Page 1 of 1

The Media Big Bang

Posted: Wed Feb 05, 2025 4:52 am
by asimj1
It was the Big Bang. When the first local radio stations began operating 30 years ago, the lean years were over: There was blaring and rocking music everywhere. The monopoly of the unpopular SRG had apparently been broken. And this exactly six years before the real fall of the Berlin Wall. In the euphoria, no one wanted to acknowledge that DRS 3 began operating on the same night.

November 1, 1983 was also a turning point for this writer. With my high school diploma and horn-rimmed glasses, I became an intern at the Schaffhausen local station Munot. With unbridled saudi arabia rcs data euphoria, we covered the region with nonstop radio activity. Bikini girls were carted onto the Rhine bridge in the snow, toboggan runs were built through the city and the new station celebrated its 1st birthday in a circus tent. Befitting its status. It was a great time, even if the “Spiegel” sneered at the new stations: “Commercialism on megahertz with all sorts of nonsense.” There is not much left of commerce. Radio advertising is at an all-time low.

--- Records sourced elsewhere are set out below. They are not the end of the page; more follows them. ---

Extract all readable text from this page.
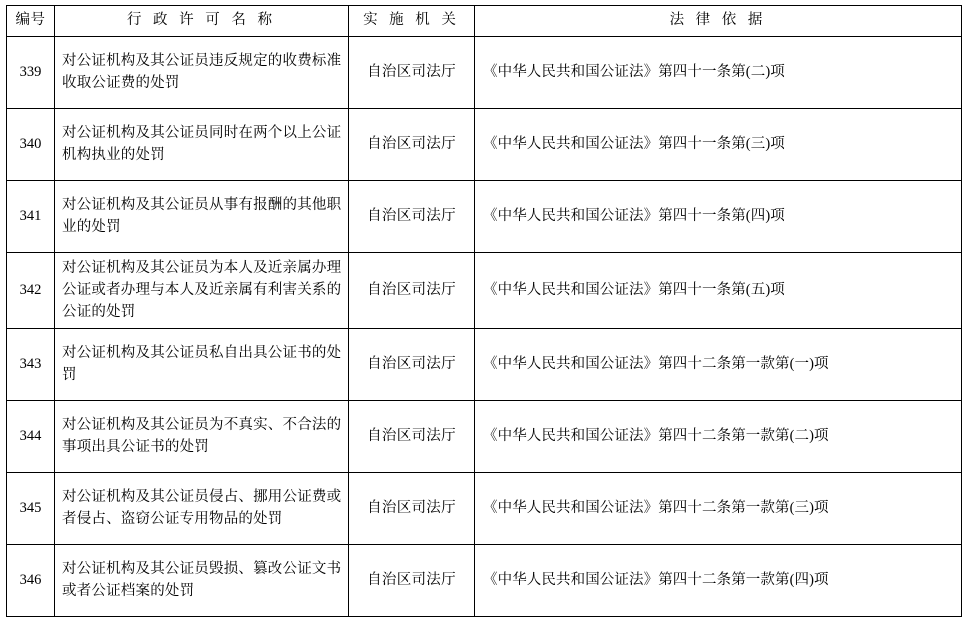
编号	行 政 许 可 名 称	实 施 机 关	法 律 依 据
339	对公证机构及其公证员违反规定的收费标准收取公证费的处罚	自治区司法厅	《中华人民共和国公证法》第四十一条第(二)项
340	对公证机构及其公证员同时在两个以上公证机构执业的处罚	自治区司法厅	《中华人民共和国公证法》第四十一条第(三)项
341	对公证机构及其公证员从事有报酬的其他职业的处罚	自治区司法厅	《中华人民共和国公证法》第四十一条第(四)项
342	对公证机构及其公证员为本人及近亲属办理公证或者办理与本人及近亲属有利害关系的公证的处罚	自治区司法厅	《中华人民共和国公证法》第四十一条第(五)项
343	对公证机构及其公证员私自出具公证书的处罚	自治区司法厅	《中华人民共和国公证法》第四十二条第一款第(一)项
344	对公证机构及其公证员为不真实、不合法的事项出具公证书的处罚	自治区司法厅	《中华人民共和国公证法》第四十二条第一款第(二)项
345	对公证机构及其公证员侵占、挪用公证费或者侵占、盗窃公证专用物品的处罚	自治区司法厅	《中华人民共和国公证法》第四十二条第一款第(三)项
346	对公证机构及其公证员毁损、篡改公证文书或者公证档案的处罚	自治区司法厅	《中华人民共和国公证法》第四十二条第一款第(四)项
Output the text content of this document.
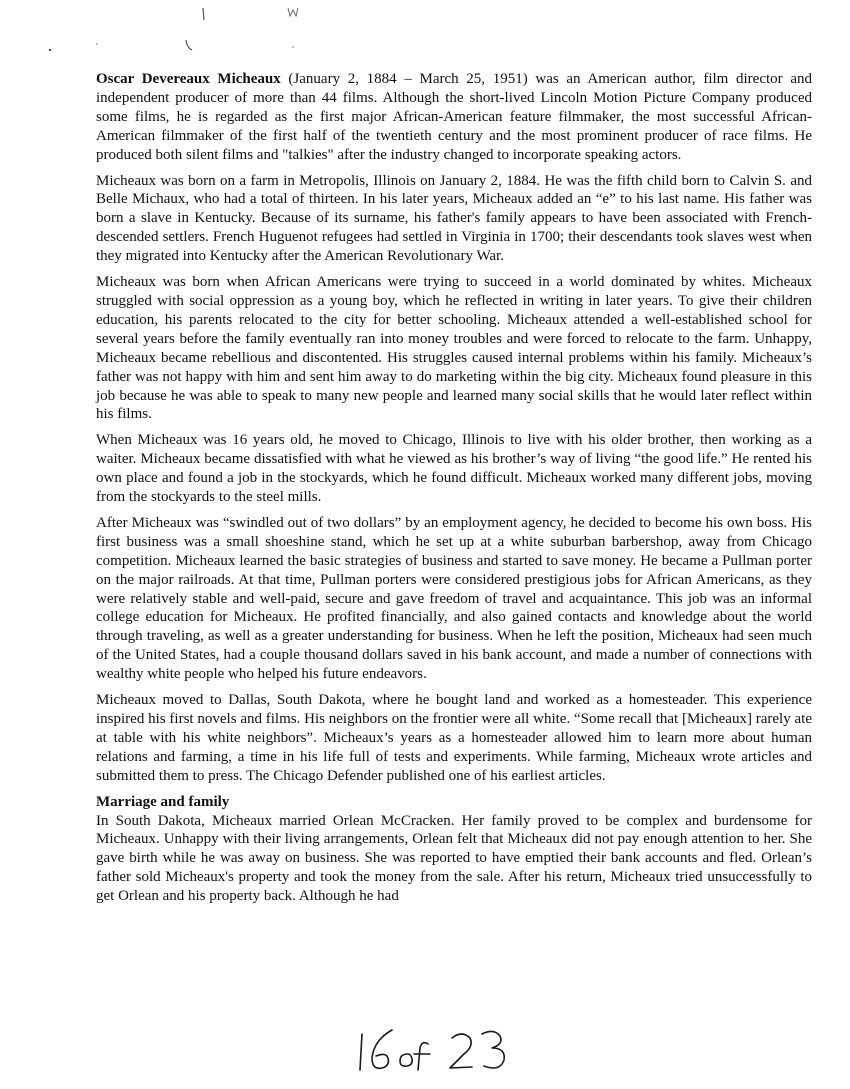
Oscar Devereaux Micheaux (January 2, 1884 – March 25, 1951) was an American author, film director and independent producer of more than 44 films. Although the short-lived Lincoln Motion Picture Company produced some films, he is regarded as the first major African-American feature filmmaker, the most successful African-American filmmaker of the first half of the twentieth century and the most prominent producer of race films. He produced both silent films and "talkies" after the industry changed to incorporate speaking actors.

Micheaux was born on a farm in Metropolis, Illinois on January 2, 1884. He was the fifth child born to Calvin S. and Belle Michaux, who had a total of thirteen. In his later years, Micheaux added an “e” to his last name. His father was born a slave in Kentucky. Because of its surname, his father's family appears to have been associated with French-descended settlers. French Huguenot refugees had settled in Virginia in 1700; their descendants took slaves west when they migrated into Kentucky after the American Revolutionary War.

Micheaux was born when African Americans were trying to succeed in a world dominated by whites. Micheaux struggled with social oppression as a young boy, which he reflected in writing in later years. To give their children education, his parents relocated to the city for better schooling. Micheaux attended a well-established school for several years before the family eventually ran into money troubles and were forced to relocate to the farm. Unhappy, Micheaux became rebellious and discontented. His struggles caused internal problems within his family. Micheaux’s father was not happy with him and sent him away to do marketing within the big city. Micheaux found pleasure in this job because he was able to speak to many new people and learned many social skills that he would later reflect within his films.

When Micheaux was 16 years old, he moved to Chicago, Illinois to live with his older brother, then working as a waiter. Micheaux became dissatisfied with what he viewed as his brother’s way of living “the good life.” He rented his own place and found a job in the stockyards, which he found difficult. Micheaux worked many different jobs, moving from the stockyards to the steel mills.

After Micheaux was “swindled out of two dollars” by an employment agency, he decided to become his own boss. His first business was a small shoeshine stand, which he set up at a white suburban barbershop, away from Chicago competition. Micheaux learned the basic strategies of business and started to save money. He became a Pullman porter on the major railroads. At that time, Pullman porters were considered prestigious jobs for African Americans, as they were relatively stable and well-paid, secure and gave freedom of travel and acquaintance. This job was an informal college education for Micheaux. He profited financially, and also gained contacts and knowledge about the world through traveling, as well as a greater understanding for business. When he left the position, Micheaux had seen much of the United States, had a couple thousand dollars saved in his bank account, and made a number of connections with wealthy white people who helped his future endeavors.

Micheaux moved to Dallas, South Dakota, where he bought land and worked as a homesteader. This experience inspired his first novels and films. His neighbors on the frontier were all white. “Some recall that [Micheaux] rarely ate at table with his white neighbors”. Micheaux’s years as a homesteader allowed him to learn more about human relations and farming, a time in his life full of tests and experiments. While farming, Micheaux wrote articles and submitted them to press. The Chicago Defender published one of his earliest articles.

Marriage and family

In South Dakota, Micheaux married Orlean McCracken. Her family proved to be complex and burdensome for Micheaux. Unhappy with their living arrangements, Orlean felt that Micheaux did not pay enough attention to her. She gave birth while he was away on business. She was reported to have emptied their bank accounts and fled. Orlean’s father sold Micheaux's property and took the money from the sale. After his return, Micheaux tried unsuccessfully to get Orlean and his property back. Although he had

It is probably an irony of fate that most private radio stations only survive thanks to a subsidy from the SRG license fee pot. The whole revolution was a masterpiece of "repressive tolerance": the monopoly was broken in order to consolidate it. Real competition - at a national level at that - remains undesirable. But perhaps the whole liberalization was also a stroke of genius for what was possible: 44 private radio stations enrich Switzerland today. But only one person really wanted to celebrate on November 1st: SRF 3. "Allotria" is elsewhere.